La puerta se cierra sin hacer ruido y yo ando sin rumbo, pero llego a casa sin saber cómo. Una de mis máquinas de escribir se ríe de mí, te lo juro; es por el disfraz. La cojo y la lanzo contra la pared. A la mierda. Total, el propietario nunca arregla nada. Me quito la ropa y quiero quemarla, pero la meto en una caja de zapatos y la cierro con cinta adhesiva. No quiero verla más; escribo la dirección y, cuando llego a «Bridgeport», se me cae el bolígrafo de la mano. Me pongo mi peor ropa de estar por casa: una camiseta andrajosa de Nirvana que se dejó mi madre y unos pantalones horribles de forro polar que compré en un mercadillo de Houston hace mil años. Quiero que se me note por fuera lo mal que me siento por dentro y devoro el paquete de regaliz que he comprado en la tienda coreana que hay cerca de casa del señor Mooney. En la pared hay un agujero nuevo que lo dice todo.
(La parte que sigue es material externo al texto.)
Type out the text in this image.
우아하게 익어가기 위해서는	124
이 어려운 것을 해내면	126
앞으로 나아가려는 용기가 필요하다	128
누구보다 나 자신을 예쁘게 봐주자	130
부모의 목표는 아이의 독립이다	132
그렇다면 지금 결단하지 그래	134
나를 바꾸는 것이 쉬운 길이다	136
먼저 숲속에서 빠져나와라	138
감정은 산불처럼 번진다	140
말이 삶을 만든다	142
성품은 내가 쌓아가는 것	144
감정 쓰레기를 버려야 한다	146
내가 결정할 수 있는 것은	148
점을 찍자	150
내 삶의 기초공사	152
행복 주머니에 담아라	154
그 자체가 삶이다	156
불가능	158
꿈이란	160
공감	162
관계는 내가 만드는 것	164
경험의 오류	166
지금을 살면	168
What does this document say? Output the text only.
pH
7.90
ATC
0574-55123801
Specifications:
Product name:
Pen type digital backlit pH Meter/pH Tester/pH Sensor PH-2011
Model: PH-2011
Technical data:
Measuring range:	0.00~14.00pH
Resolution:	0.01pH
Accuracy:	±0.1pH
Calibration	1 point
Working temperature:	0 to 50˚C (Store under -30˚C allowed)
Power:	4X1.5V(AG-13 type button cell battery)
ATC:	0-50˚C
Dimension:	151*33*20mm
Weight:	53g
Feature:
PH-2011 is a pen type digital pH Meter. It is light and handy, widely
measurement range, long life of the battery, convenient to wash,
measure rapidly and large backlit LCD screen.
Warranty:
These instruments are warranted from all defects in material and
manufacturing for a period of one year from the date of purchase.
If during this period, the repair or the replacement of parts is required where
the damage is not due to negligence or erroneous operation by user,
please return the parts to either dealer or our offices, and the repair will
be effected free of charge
No queda regaliz y he perdido la noción del tiempo como a veces me pasa aquí, escucho «Make Me Lose Control» de Eric Carmen en bucle, en plan autodestructivo, cortándome con letras sensibleras sobre un momento de la historia que soy demasiado mayor para recordar, el amor veraniego y los descapotables con enormes asientos traseros. Alguien llama a la puerta a pesar de que nunca nadie llama a la puerta ni suele haber un agujero en la pared, y llaman otra vez. Paro la música. Llaman de nuevo.